De mémoire d'anciens, jamais saison n'avait été aussi
peu fidèle. Dans une région à vocation agricole, les paysans scrutent sans cesse
le ciel et s'interrogent
Le manque de pluie alimente toutes les conversations dans la
Vallée du Niari. Depuis le 15 décembre, il n'est tombé qu'une seule averse,
inégalement répartie dans les trois départements du Niari, de la Bouenza et de
la Lékoumou. Le plus inquiétant est que ce qui est généralement présenté comme
la petite saison sèche traditionnelle, est arrivé plus tôt que prévu. Elle a
même tendance à se faire plus sévère que de raison. C'est en effet entre fin
janvier et fin février que cette saison intermédiaire intervient, quand les
agriculteurs ont fini de rentrer l'arachide et d'écouler le maïs sur les marchés
ou de l'égrener. Rien de cela cette année, et aucune explication ne convainc les
paysans qui n'hésitent plus à formuler leurs propres hypothèses, toutes aussi
abracadabrantes les unes que les autres.
Entre ceux qui, à Dolisie, avancent l'hypothèse de génies du
Mayombe dérangés par la « trouée » de la route Pointe-Noire-Brazzaville ; ceux
pour qui trop d'insouciance des populations ne pouvait conduire qu'à la colère
des ancêtres mécontents, la thèse des bouleversements climatiques ne réussit à
convaincre... que les convaincus ! Bouleversement ? Ce n'est pas la première
fois que des changements climatiques interviennent dans le monde. Donc, à
situation exceptionnelle, il faut trouver des explications elles-mêmes
exceptionnelles. De Makabana à Zanaga, de Sibiti à Madingou, les propos qui
reviennent dans les conversations, résument la gravité de la situation et font
invariablement intervenir des facteurs immanents.
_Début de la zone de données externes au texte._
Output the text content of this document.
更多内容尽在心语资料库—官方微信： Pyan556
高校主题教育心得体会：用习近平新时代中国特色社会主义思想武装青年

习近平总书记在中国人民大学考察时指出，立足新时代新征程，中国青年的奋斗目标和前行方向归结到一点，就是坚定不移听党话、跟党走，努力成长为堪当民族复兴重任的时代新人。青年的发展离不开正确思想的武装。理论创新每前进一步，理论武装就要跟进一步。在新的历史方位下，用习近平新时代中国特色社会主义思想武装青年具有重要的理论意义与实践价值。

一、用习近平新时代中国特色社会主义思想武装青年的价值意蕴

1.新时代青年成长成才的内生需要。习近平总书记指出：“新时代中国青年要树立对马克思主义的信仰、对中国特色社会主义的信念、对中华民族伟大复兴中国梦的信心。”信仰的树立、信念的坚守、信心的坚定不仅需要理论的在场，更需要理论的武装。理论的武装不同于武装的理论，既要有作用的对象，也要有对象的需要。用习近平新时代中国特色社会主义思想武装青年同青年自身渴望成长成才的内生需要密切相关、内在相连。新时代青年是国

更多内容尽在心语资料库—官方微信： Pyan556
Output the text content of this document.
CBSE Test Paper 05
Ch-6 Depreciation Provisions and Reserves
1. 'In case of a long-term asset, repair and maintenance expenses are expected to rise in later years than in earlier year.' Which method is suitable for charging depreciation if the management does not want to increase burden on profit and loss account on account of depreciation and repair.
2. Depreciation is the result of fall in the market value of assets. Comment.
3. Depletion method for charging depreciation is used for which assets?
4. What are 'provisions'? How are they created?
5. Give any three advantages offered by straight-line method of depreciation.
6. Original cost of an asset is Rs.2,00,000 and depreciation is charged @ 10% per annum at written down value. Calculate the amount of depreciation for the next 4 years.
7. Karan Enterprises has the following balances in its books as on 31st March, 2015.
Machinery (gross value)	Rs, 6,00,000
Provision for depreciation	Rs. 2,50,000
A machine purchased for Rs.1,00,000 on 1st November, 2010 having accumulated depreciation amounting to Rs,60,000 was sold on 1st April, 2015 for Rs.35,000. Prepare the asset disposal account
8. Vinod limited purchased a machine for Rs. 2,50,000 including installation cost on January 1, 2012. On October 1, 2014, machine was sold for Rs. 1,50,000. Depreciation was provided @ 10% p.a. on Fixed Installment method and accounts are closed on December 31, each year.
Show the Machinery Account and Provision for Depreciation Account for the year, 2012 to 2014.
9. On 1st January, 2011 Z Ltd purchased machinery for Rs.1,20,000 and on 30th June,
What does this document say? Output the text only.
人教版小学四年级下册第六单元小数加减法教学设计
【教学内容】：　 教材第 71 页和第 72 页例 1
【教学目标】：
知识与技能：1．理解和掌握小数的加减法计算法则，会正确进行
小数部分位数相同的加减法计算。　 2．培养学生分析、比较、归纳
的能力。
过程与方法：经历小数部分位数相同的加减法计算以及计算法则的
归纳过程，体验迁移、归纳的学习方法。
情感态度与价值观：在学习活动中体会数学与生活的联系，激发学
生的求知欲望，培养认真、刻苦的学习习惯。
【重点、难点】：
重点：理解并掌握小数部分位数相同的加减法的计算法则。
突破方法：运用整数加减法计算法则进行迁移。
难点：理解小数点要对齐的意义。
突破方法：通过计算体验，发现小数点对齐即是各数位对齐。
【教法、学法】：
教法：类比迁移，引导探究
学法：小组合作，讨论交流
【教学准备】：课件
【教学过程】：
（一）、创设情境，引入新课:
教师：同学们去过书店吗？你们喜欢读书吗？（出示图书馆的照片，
Des cultures qui sèchent sur pied
Les premiers effets de cette sécheresse sont visibles dans les
villes non bitumées de toute la Vallée. À Madingou, à Komono, à Sibiti : la
poussière soulevée par les véhicules qui commencent à se multiplier dans la
région, du fait de la modernisation des routes, devient le lot des riverains
obligés de se calfeutrer. Même une ville comme Nkayi, sortie de cette catégorie
par les effets de la municipalisation accélérée, n'est plus que poussière sur
les toits et sur les arbres. Des tombereaux de nuages malodorants et qui font
tousser, sont soulevés au passage des taxis. Ceux-ci sont obligés de rouler
vitres montées même dans l'étouffante chaleur caractéristique de la capitale du
sucre.
Mais ceci n'est sans doute pas le plus grave. Dans une vallée
fortement agricole, et dont la vie est rythmée par les deux saisons en
alternance, c'est en effet sur les cultures d'abord que les effets de cette
anomalie des saisons porte le plus ses effets. Le mois de février est
traditionnellement celui de la récolte de l'arachide. Or, faute de pluies,
celle-ci, plantée en novembre, a bien commencé par pousser et fleurir mais elle
a fini par se flétrir. Sous terre, les gousses n'ont pas eu le temps de se
former, de se gonfler d'eau et de s'affermir. Conséquence visible, un pied
d'arachide ne rapporte pas plus de quatre à cinq grains fermes dans les zones de
culture : une vraie ruine pour les paysans.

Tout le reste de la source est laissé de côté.